The framing timbers are all worked out, there will be plenty of reclaimed wood for the shelving: tomatoes and peppers, maybe a grapevine – the delights of planning a crop free from the grazing of deer is to be savoured.
Hard against the hut gable end in a whisky half-barrel, oak, but now disintegrating with age, someone, many years ago planted a then probably exotic Lawson’s cypress. Now overgrown and threadbare, I had pruned it to thicken some years ago, but that didn’t really work. Though it did provide me with some fine “grotches” as one of Thurber’s characters calls them (“by and by we go hunt grotches in the woods”, he says, much to Thurber’s bafflement): I know he meant forking branches that will hold up a clothesline, or make a thumbstick.
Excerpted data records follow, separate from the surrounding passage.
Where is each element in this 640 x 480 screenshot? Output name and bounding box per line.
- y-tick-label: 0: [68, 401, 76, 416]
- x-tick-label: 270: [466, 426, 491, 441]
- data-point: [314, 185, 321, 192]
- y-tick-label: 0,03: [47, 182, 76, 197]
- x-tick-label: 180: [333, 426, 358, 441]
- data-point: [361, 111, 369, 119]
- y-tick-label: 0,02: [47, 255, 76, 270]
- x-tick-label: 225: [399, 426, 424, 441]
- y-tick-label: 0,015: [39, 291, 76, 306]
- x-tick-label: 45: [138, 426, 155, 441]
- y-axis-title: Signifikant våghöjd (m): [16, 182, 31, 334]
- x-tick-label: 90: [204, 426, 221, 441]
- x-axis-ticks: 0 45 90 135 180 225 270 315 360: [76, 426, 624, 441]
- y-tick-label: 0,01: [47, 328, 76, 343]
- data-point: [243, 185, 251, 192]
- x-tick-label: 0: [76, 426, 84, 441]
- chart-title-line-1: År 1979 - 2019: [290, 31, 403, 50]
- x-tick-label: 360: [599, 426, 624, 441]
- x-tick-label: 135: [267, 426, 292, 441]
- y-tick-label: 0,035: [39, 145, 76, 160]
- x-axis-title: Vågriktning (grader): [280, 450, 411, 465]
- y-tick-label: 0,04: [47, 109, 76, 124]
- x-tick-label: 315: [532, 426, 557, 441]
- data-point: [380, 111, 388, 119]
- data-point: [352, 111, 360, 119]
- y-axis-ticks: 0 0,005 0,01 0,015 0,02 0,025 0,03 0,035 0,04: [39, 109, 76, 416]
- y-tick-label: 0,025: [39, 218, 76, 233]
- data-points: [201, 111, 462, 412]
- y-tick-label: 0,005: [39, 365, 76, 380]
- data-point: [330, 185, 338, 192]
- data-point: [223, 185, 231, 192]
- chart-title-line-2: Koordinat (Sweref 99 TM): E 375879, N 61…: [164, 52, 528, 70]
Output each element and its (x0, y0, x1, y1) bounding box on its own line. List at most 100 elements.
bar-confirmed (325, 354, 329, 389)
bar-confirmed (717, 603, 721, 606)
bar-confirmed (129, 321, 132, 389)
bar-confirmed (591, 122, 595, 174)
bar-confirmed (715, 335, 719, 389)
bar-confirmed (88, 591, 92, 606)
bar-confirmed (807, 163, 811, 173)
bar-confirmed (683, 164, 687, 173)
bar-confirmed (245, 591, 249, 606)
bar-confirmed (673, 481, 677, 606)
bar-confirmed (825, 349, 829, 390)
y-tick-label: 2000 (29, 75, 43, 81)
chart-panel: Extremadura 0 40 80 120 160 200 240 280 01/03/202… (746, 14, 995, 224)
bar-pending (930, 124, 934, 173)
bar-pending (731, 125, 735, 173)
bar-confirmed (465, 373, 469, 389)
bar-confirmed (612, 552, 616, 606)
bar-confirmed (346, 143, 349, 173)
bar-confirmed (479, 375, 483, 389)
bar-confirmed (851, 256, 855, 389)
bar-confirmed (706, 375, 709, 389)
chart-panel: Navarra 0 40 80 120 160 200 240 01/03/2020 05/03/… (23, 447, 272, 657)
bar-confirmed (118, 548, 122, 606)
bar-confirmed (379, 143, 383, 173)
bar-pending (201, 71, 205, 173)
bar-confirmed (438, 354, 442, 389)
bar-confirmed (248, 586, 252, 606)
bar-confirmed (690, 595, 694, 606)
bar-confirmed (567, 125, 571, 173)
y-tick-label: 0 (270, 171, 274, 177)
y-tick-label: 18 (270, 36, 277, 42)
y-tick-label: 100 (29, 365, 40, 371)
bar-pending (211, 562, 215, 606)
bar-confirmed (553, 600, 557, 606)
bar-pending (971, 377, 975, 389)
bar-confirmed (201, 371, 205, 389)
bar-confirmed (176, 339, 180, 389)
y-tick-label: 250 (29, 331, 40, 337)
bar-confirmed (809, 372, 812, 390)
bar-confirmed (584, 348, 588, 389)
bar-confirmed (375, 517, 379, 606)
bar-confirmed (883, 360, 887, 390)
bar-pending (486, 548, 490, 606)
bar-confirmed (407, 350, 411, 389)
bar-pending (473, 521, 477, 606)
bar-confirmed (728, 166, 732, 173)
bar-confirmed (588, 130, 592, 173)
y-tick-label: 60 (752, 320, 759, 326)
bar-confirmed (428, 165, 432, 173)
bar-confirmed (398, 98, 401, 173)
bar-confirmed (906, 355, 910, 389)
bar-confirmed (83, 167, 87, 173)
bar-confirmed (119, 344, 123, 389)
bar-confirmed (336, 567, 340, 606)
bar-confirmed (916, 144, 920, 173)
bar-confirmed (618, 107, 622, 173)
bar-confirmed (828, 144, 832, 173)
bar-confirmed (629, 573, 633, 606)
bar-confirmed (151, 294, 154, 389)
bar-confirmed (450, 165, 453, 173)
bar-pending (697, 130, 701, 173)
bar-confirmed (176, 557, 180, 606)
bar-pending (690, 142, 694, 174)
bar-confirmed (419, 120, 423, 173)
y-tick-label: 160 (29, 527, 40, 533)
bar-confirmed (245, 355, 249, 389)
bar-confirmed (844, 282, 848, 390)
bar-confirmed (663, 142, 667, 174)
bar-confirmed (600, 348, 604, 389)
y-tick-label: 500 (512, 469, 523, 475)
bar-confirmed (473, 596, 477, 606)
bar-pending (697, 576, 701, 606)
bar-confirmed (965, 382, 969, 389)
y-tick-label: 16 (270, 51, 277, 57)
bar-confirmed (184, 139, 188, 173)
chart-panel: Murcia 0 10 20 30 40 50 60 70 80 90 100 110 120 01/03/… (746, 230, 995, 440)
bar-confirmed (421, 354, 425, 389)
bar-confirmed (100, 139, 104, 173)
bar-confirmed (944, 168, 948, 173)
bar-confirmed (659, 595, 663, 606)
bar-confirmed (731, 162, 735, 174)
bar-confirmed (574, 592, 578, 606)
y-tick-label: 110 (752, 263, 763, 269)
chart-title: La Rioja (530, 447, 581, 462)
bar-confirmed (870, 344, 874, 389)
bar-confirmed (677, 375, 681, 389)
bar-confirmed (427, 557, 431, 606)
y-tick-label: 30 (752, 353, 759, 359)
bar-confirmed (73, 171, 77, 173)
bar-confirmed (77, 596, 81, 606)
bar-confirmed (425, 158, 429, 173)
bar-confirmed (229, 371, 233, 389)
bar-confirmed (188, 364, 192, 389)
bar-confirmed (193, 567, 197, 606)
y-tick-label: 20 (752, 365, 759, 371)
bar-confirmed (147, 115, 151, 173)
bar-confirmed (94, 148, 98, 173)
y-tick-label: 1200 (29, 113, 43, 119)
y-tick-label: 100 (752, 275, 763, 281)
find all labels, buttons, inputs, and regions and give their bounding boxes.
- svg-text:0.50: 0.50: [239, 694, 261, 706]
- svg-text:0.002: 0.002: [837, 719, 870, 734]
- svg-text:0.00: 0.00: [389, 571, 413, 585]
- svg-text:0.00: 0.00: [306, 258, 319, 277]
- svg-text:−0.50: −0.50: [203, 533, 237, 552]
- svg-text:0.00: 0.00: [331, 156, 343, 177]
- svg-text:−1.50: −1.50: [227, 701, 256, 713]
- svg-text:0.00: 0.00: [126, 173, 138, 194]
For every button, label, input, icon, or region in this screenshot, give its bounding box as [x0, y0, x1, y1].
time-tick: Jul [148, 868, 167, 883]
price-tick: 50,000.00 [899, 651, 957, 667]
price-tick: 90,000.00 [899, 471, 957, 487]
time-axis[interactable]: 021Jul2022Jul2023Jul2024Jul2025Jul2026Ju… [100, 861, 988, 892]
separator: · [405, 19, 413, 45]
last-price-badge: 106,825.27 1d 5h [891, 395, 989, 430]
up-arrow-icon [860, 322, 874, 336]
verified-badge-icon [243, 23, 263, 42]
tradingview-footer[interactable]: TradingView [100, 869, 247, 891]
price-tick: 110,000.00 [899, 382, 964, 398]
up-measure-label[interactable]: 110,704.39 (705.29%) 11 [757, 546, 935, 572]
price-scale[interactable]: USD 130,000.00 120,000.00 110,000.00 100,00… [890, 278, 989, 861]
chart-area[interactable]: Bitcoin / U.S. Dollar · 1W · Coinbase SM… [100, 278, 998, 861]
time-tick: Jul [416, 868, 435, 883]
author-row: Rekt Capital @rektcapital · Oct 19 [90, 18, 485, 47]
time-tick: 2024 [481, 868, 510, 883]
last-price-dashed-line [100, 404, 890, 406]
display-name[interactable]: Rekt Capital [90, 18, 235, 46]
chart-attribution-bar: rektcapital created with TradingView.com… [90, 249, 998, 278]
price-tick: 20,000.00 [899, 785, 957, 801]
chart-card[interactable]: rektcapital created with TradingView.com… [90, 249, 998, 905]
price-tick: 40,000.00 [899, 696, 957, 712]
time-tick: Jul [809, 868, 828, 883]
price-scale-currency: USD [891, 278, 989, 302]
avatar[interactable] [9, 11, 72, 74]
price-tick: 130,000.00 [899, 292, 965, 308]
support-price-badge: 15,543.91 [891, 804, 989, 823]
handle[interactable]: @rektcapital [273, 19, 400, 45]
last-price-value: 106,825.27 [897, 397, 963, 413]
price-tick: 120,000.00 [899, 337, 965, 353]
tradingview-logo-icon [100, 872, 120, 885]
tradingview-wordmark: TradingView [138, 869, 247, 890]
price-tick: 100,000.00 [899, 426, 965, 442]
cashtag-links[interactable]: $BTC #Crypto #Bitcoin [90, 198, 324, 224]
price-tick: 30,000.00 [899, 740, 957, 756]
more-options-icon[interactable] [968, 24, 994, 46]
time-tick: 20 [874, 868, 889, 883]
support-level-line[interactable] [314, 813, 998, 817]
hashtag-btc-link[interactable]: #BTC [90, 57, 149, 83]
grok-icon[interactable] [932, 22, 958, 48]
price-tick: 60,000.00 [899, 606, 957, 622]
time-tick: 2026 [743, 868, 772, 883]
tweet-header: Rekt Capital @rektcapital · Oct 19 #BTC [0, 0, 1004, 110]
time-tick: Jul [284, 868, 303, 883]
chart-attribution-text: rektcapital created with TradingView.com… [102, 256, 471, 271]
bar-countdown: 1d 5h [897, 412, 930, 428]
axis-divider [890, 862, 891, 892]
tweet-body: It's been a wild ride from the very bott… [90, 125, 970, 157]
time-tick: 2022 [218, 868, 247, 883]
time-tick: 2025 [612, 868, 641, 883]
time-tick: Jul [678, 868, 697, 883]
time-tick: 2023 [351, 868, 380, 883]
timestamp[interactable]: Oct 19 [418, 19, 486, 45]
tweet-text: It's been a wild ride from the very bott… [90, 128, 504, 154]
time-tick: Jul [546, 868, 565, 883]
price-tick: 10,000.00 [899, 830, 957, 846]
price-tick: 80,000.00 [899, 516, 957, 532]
So the old cypress will come down for the glasshouse. It stood for perhaps fifty years and is in the wrong place, shading the hut kitchen window. In this over-temperate climate, we need all the light we can get.

But not yet. Though everything is in place for the glasshouse, this year for the first time, a blackbird has built her nest in the cypress, balanced in a grotch and looking pretty unstable to me, but nevertheless a nest has been built. She sits (or is there a pair?) on the eggs. Until they are hatched, and the chicks fledged, I can do nothing. With two weeks or so for hatching, a further two weeks or so for fledging and maybe three broods a year, the nest should be finally empty some fine day in late July. Maybe August.

The glasshouse would be very useful now, but the blackbird’s eggs and chicks outside the hut-kitchen window at eye level are rare and precious things, cheering me on while brewing the morning Assam in a way that even the imagined growth of tomatoes would never achieve.